Touching on the government’s ability to align its expenditure to match the revenue shortfalls, Mr Adongo said: “Today, we are being told that a father who fails to raise revenue to feed his family should be praised. The government is supposed to raise revenue and provide services and they have failed at that.”
Don’t be quick to blow horns
The MP for Ketu South, Mr Fifi Kwetey, urged the minister not to be quick in blowing his horns on how the economy had performed in the first half of the year.
“Let me congratulate him and also tell him to hasten slowly. When he reaches the moment where inflation has gone down into single digit, he can come for some boasting. When he reaches a moment where he is able to build the economy of Ghana to at least 14 per cent GDP, he can come for some praises. When he is able to reach a moment when he is able to take treasury bills to below 10 per cent, he can come for some praises, but until then, it is important for the Minister of Finance to hasten slowly because he has not achieved much,” he said
He indicated that the government was staggering in fulfilling its major promises made during the campaign period.
“The major things you promised Ghanaians, nothing has been heard so far.
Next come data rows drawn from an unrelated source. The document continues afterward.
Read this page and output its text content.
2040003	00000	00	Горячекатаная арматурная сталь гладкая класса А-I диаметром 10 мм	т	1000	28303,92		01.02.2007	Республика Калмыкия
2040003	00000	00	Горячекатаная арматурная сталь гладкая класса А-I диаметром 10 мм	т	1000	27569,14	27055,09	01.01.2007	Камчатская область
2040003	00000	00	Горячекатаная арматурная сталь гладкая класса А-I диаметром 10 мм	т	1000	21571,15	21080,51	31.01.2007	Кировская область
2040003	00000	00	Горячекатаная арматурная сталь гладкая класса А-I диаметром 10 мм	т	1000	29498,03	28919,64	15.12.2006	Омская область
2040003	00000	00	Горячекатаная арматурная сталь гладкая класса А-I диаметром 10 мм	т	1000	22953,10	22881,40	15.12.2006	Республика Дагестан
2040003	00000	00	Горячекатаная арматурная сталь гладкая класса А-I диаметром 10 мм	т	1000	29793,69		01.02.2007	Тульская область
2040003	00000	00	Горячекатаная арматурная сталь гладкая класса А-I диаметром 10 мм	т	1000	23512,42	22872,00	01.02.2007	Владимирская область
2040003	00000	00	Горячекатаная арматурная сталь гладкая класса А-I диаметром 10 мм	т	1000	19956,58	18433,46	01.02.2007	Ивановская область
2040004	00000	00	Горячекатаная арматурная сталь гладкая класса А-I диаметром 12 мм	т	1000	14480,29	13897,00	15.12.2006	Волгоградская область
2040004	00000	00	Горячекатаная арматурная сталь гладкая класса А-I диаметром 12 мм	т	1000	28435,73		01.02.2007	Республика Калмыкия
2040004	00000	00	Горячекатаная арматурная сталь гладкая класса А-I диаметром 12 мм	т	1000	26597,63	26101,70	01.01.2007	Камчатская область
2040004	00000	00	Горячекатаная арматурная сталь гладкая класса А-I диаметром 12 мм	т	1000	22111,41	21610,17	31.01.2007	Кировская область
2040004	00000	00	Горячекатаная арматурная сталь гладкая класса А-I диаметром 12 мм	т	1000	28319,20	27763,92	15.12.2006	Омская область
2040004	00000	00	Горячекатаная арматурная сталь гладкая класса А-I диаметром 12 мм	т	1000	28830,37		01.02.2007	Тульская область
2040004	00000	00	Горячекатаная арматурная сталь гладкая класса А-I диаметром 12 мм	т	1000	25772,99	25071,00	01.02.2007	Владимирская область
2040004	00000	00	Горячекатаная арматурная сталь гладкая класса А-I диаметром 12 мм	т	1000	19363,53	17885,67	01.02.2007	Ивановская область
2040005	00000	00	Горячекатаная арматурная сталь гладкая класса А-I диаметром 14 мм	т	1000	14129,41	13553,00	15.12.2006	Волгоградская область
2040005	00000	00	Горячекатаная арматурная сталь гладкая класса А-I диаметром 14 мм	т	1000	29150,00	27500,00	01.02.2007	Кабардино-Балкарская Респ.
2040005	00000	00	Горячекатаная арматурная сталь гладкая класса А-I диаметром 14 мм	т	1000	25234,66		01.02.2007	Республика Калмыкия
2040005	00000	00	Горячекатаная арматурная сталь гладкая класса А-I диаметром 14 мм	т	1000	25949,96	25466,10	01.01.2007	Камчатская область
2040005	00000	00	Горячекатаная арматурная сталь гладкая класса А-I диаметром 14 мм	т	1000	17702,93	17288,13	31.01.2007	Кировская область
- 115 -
You talk about free SHS policy and as of now you are literally running away from the very thing you spoke about,” he pointed out.
Minister should be applauded
The Majority in Parliament described the mid-year budget as a reflection of the stable and growing economy engineered by the good policies and programmes of the government.
The Majority Leader, Mr Osei Kyei-Mensah-Bonsu, said the downward trend of inflation and interest rates and the stability of the cedi were an indication that the government’s policies were on track.
The Chairman of the Finance Committee, Dr Mark Assibey-Yeboah, said the Minister of Finance should be applauded for staying away from a supplementary budget.
He said it was well within the power of the minister to seek Parliamentary approval to commit additional resources to fund additional expenditure but he decided to spend within his limit and he should be applauded for that.
A Deputy Minister of Finance and MP for Atiwa West, Mrs Abena Osei-Asare, said the government had taken the right initiatives to put the economy back on track.